A true visionary of world cinema

 

Edward Yang was one of Taiwan's most memorable and groundbreaking auteurs, who, along with fellow filmmakers Hou Hsiao-hsien (侯孝賢) and Wan Jen (萬仁), gave rise to the 1980s movement of Taiwanese New Wave Cinema.

 

After years of domination by expensive propaganda films produced by the Central Motion Pictures Corporation (CMPC) in Taiwan, fresh management and an increase in living standards offered a window of opportunity to a new generation of filmmakers. This close-knit group of directors, screenwriters, and crew members were at the peak of their creativity and were driven by nothing more than a fierce will to produce something new in Taiwan cinema.

 

Members such as Hsiao Yeh (小野) and Wu Nien-jen (吳念真), who had earlier footholds in the film industry, would strategically promote new directors and defend the creativity of screenwriters even against the orders of their superiors.

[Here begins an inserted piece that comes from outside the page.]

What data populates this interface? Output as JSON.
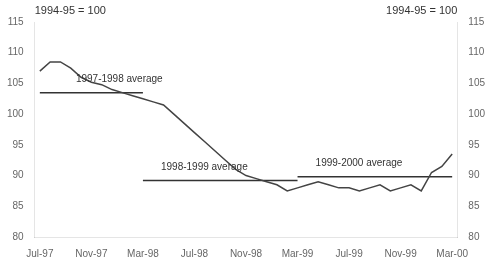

Others like Hou, who mortgaged his house to fund Yang's seminal "Taipei Story (青梅竹馬)," believed firmly in local talent.

 

The ensuing Taiwanese New Wave Cinema flourished for over a decade and defining issues of that era, such as the search for national identity, generational shift in lifestyle and values, and the contrast of everyday life in rural and urban settings, were encapsulated by their films.

 

Moreover, narrative techniques including breakthroughs in structural complexity, the mixing of reality and fiction, and the use of flashbacks within flashbacks, were aptly introduced to Taiwan's filmmaking industry.

 

World cinema lost a true visionary when Yang passed away on June 29, 2007. However, the sparse seven-feature collection he produced over three decades is an undeniable oeuvre of stunning beauty, power, and originality:

 

1983 ― "That Day, on the Beach (海灘的一天)" is Yang's debut feature on the reunion of two female friends after divergent paths led to a 13-year separation.

 

1985 ― "Taipei Story (青梅竹馬)" uses the slow dissolution of a romantic relationship to parallel the past and future development of Taipei City.

 

1986 ― "The Terrorizers (恐怖份子)" is a complex, chilling crime story set amid cold-blooded ambition, a mysterious gunshot, and three sets of characters.

 

1991 ― "A Brighter Summer Day (牯嶺街少年殺人事件)" bemoans the lack of warmth in people's hearts as mounting oppression in Taiwanese society results in murderous consequences.

 

1994 ― "A Confucian Confusion (獨立時代)" is a biting black comedy portraying Yang's vision of a city in moral crisis despite its opulent appearance.

 

1996 ― "Mahjong (麻將)" - a tale of hoodlums and gambling debts, in which Yang defies gangster movie conventions with his unique plot twists.

 

2000 ― "Yi Yi (一一)," his seminal film, opens with a wedding and ends on a funeral as Yang uses the narratives of a three-generational family to illustrate Taipei in the 21st century.